Вэнь Чжи велел больному встать спиной к свету и стал его рассматривать.
– Ах! – воскликнул он. – Я вижу твое сердце. [Его] место, целый цунь,
пусто, почти [как у] мудреца! В твоем сердце открыты шесть отверстий,
седьмое же закупорено. Возможно, поэтому [ты] и считаешь мудрость болезнью?
Но этого моим ничтожным искусством не излечить!
Итак: «узреть все возможные тайны мира, можно ли этого достичь, освободившись от дел?» Восточные, азиатские учения наносят сокрушительный удар по деятельному отношению к действительности. Философствующая Европа в лице Локка пытается обнаружить продуктивность подобного отношения к действительности, считая, что знание всецело происходит из восприятия. Бездеятельное отношение к объекту перерастает в специфическое знание о нем. Таким образом «недеяние», являющееся для азиатов «мудростью» становится творческим. Этот факт «творческого недеяния» можно считать сублимационным. В самом деле родоначальник английского эмпиризма Локк – Петрарка от философии.
Я, однако, полагаю, что более прав Кант с его представлением о том, что врожденные идеи есть. Однако Кант – пуглив. Замечая в себе суждение ранее восприятия он тотчас утверждает, что это суждение должно рассматриваться только в контексте восприятия, быть действительным. Кант словно бы стремится избавиться от этой своей априорной способности и торопится раствориться в действительности как какой-нибудь индус. В этом смысле Гегель был намного отважнее, принадлежа всецело логике, способности к логическому мышлению как самодостаточной способности. Кант пугался того, что называл «разумом», Гегель бравировал им.
Долгое время господствующей была иудео-христианская концепция мира как творения Бога. Поскольку же мы также в некотором роде творцы, постольку мы могли познавать Бога и мир. При этом познании не нужна была чувственность, а довольно рефлексии собственных творческих навыков – не знаю, впрочем, такова ли была концепция познания в средневековье. Конец этой концепции положил Кант выдвинув концепцию мира как «вещи в себе», которая дана в явлении. Мир непознаваем интуитивно и способен только восприниматься, он «вещь в себе», а не творение, поэтому творческие навыки человека не могут прояснить его картины мира. В иудео-христианской традиции дело обстоит далеко не так. Иудео-христианский подход к вещи «как сделано?» К явлению кантового мира этот вопрос неправомерен.

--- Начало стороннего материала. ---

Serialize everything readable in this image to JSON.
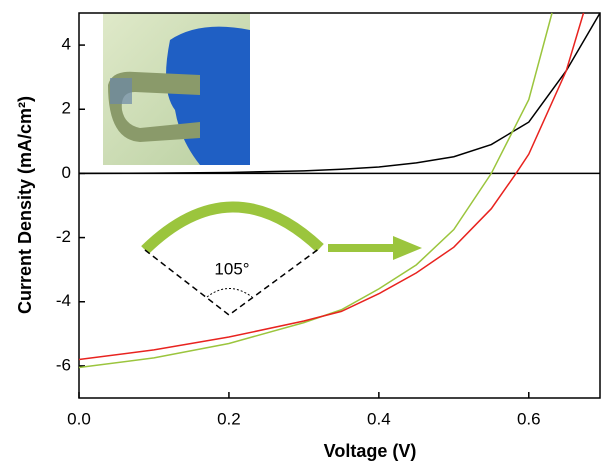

Канта обычно удивительно недопонимают полагая, что он ввел представление о неразрывной связи объекта и субъекта, утверждая, якобы вслед за ним, что «нет объекта без субъекта и нет субъекта без объекта». Но это же есть и в программировании, когда отношение объекта и субъекта инструктивно. Кант в действительности разорвал эту однозначную S-O функциональную зависимость преувеличив значение мира как явления, данного в восприятии, а не творения или хотя бы того робкого первоначального шага на пути к творчеству как эксперимент. Человек как творец (и маленький человек как экспериментатор) чувствует себя в подлинной системе Канта неуютно, он экзистенционально заброшен и его существование предшествует сущности, ибо его сущность – сущность творца более не проецируется на мир, который представляется не как творение, а как вещь в себе. Навыки инструктивного поведения оказываются никчемными и человек оказывается отброшен к пассивному созерцанию. Кант, впрочем, облегчает этот переход своей схемой чистого разума, которую также можно назвать схемой восприятия.